遠慮ぎみに、彼が持っているスマホを指差すと、彼は、あぁ、これか、とハジンにスマホを渡す。

「あ、りがとうございます…」

ハジンは、受け取りながら頭を軽く下げた。

そして、今しかないと、そのまま

「先日は、失礼しました」

 と続けた。

「あぁ。気にしていない」

彼は、それだけ言うと、売り場をゆっくりと歩き始めた。

本当に気にしていないのか、彼の表情からは読みとることができなかった。

 

売り場を歩き見てまわる彼の後ろを、ハジンは、なんとなくついていく。

 

「いい売り場だな」

「えっ。あ、ありがとうございます」

ハジンは、慌てて礼をする。

「お客様の目線に合わせて商品が置かれているし、動線も考えて配置されてる」

ハジンはもう一度、ありがとうございます、と頭を下げた。

 

彼と会ってから、頭を下げてばかりだ。

 

こんな姿をあの人が見たら、笑われるかもしれない。

いつものように、少し意地悪そうに口角を少しだけあげて。

あの人に会ったばかりの頃は、衝突してばかりだった…。

 

思い返して、ハジンは少し口元が緩み、尚も売り場を見てまわる彼に目を向けた。

 

彼を見ると、やはり、あの人を思い出して胸が苦しくなる。

もちろん、彼の顔に傷はない。

でも、顔も、声も、背格好も、すべてがこんなにもあの人と同じなのに――。

彼に触れたい衝動を抑えるのがやっとだった。

 

「なぜそんな目で見る」

「え」

立ち止まり、振り返った彼と目が合った。

「この間も、同じような目で見ていた。なぜだ」

 

どんな目で見ていたんだろう。

彼があの人に重なって、愛しい人に向ける目だったかもしれない。

ハジンは、慌てて視線を外した。

「すみません。

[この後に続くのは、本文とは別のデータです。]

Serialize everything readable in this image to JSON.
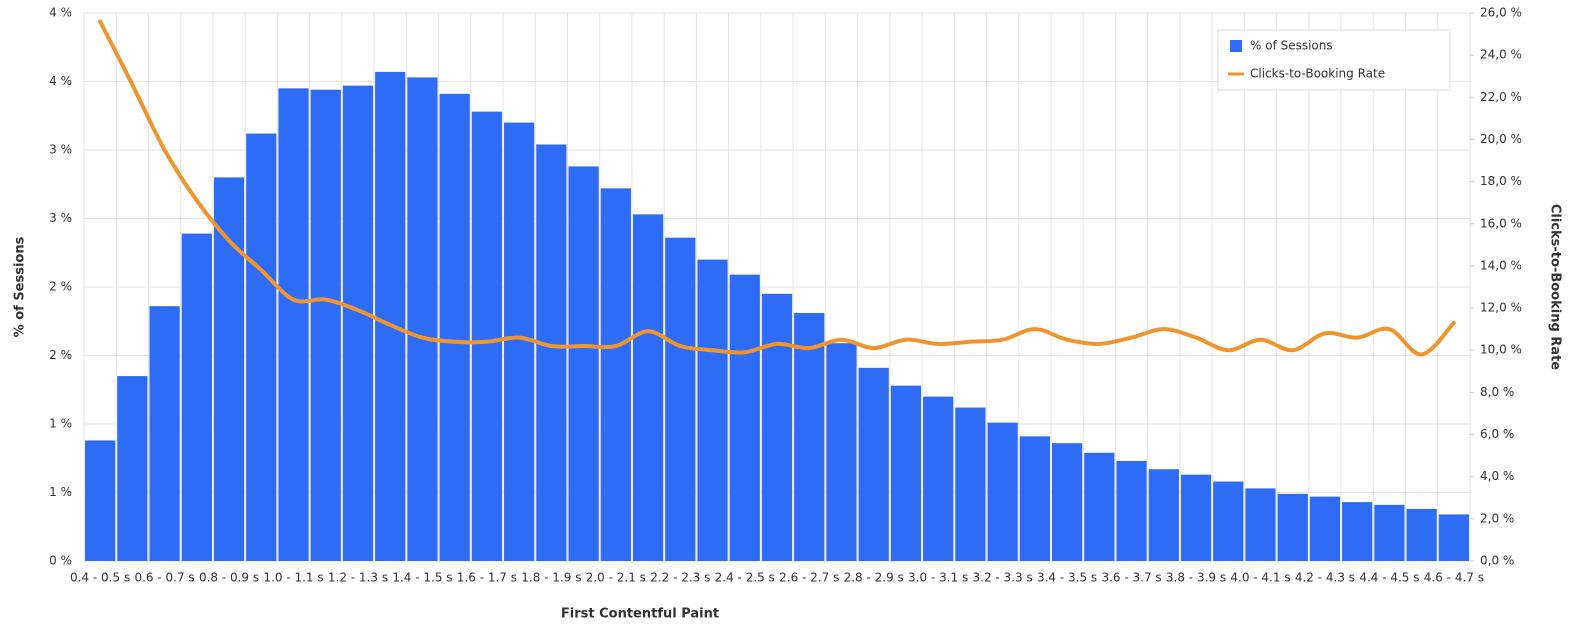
{
  "chart_data": {
    "type": "bar_line",
    "x_label": "First Contentful Paint",
    "y_label": "% of Sessions",
    "y2_label": "Clicks-to-Booking Rate",
    "categories": [
      "0.4 - 0.5 s",
      null,
      "0.6 - 0.7 s",
      null,
      "0.8 - 0.9 s",
      null,
      "1.0 - 1.1 s",
      null,
      "1.2 - 1.3 s",
      null,
      "1.4 - 1.5 s",
      null,
      "1.6 - 1.7 s",
      null,
      "1.8 - 1.9 s",
      null,
      "2.0 - 2.1 s",
      null,
      "2.2 - 2.3 s",
      null,
      "2.4 - 2.5 s",
      null,
      "2.6 - 2.7 s",
      null,
      "2.8 - 2.9 s",
      null,
      "3.0 - 3.1 s",
      null,
      "3.2 - 3.3 s",
      null,
      "3.4 - 3.5 s",
      null,
      "3.6 - 3.7 s",
      null,
      "3.8 - 3.9 s",
      null,
      "4.0 - 4.1 s",
      null,
      "4.2 - 4.3 s",
      null,
      "4.4 - 4.5 s",
      null,
      "4.6 - 4.7 s"
    ],
    "series": [
      {
        "name": "% of Sessions",
        "color": "#2f6cf5",
        "type": "bar",
        "values": [
          0.88,
          1.35,
          1.86,
          2.39,
          2.8,
          3.12,
          3.45,
          3.44,
          3.47,
          3.57,
          3.53,
          3.41,
          3.28,
          3.2,
          3.04,
          2.88,
          2.72,
          2.53,
          2.36,
          2.2,
          2.09,
          1.95,
          1.81,
          1.59,
          1.41,
          1.28,
          1.2,
          1.12,
          1.01,
          0.91,
          0.86,
          0.79,
          0.73,
          0.67,
          0.63,
          0.58,
          0.53,
          0.49,
          0.47,
          0.43,
          0.41,
          0.38,
          0.34
        ]
      },
      {
        "name": "Clicks-to-Booking Rate",
        "color": "#f0952d",
        "type": "line",
        "axis": "y2",
        "values": [
          25.6,
          22.6,
          19.5,
          17.1,
          15.2,
          13.8,
          12.4,
          12.4,
          11.9,
          11.2,
          10.6,
          10.4,
          10.4,
          10.6,
          10.2,
          10.2,
          10.2,
          10.9,
          10.2,
          10.0,
          9.9,
          10.3,
          10.1,
          10.5,
          10.1,
          10.5,
          10.3,
          10.4,
          10.5,
          11.0,
          10.5,
          10.3,
          10.6,
          11.0,
          10.6,
          10.0,
          10.5,
          10.0,
          10.8,
          10.6,
          11.0,
          9.8,
          11.3
        ]
      }
    ],
    "ylim": [
      0,
      4
    ],
    "yticks": [
      {
        "value": 0,
        "label": "0 %"
      },
      {
        "value": 0.5,
        "label": "1 %"
      },
      {
        "value": 1,
        "label": "1 %"
      },
      {
        "value": 1.5,
        "label": "2 %"
      },
      {
        "value": 2,
        "label": "2 %"
      },
      {
        "value": 2.5,
        "label": "3 %"
      },
      {
        "value": 3,
        "label": "3 %"
      },
      {
        "value": 3.5,
        "label": "4 %"
      },
      {
        "value": 4,
        "label": "4 %"
      }
    ],
    "y2lim": [
      0,
      26
    ],
    "y2ticks": [
      {
        "value": 0,
        "label": "0,0 %"
      },
      {
        "value": 2,
        "label": "2,0 %"
      },
      {
        "value": 4,
        "label": "4,0 %"
      },
      {
        "value": 6,
        "label": "6,0 %"
      },
      {
        "value": 8,
        "label": "8,0 %"
      },
      {
        "value": 10,
        "label": "10,0 %"
      },
      {
        "value": 12,
        "label": "12,0 %"
      },
      {
        "value": 14,
        "label": "14,0 %"
      },
      {
        "value": 16,
        "label": "16,0 %"
      },
      {
        "value": 18,
        "label": "18,0 %"
      },
      {
        "value": 20,
        "label": "20,0 %"
      },
      {
        "value": 22,
        "label": "22,0 %"
      },
      {
        "value": 24,
        "label": "24,0 %"
      },
      {
        "value": 26,
        "label": "26,0 %"
      }
    ],
    "grid": true,
    "legend": "upper right"
  }
}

………知っている方に、とても似ていたものですから…」

「それは…、好きな人か?」

「………………」

ハジンは答えることができなかった。

 

すると、彼は咳払いをして気まずそうに、失礼、と短く謝罪した。

そして、そんな気まずさを隠すように、

「明日は早いから、もう帰った方がいい」

と彼は言い、店舗の電気を消した。

 

「お疲れ様でした」

「あぁ、お疲れ様」

挨拶をして、お互い逆方向へ足を進める。

 

ふと、ハジンが足を止め、振り返って彼に声をかけた。

「あのっ」

呼ばれた彼も立ち止まり、振り返る。

「あの、名前………お名前を聞いてもいいですか?」

聞いた後で、社長の名前を知らないなんて失礼だったか、と後悔したが、

「君は?人に聞く前に先に名乗るのが礼儀だろう?」

彼はそう言って口角を少しだけあげて笑った。

「――私は、コ・ハジンです」

ハジンが名乗ると、彼はまた少し口角をあげてから、ワン・ソヌだと教えてくれた。

 

笑い方まで、あの人にそっくりだった彼の名を、ハジンは忘れないように心の中で何度も何度も繰り返した。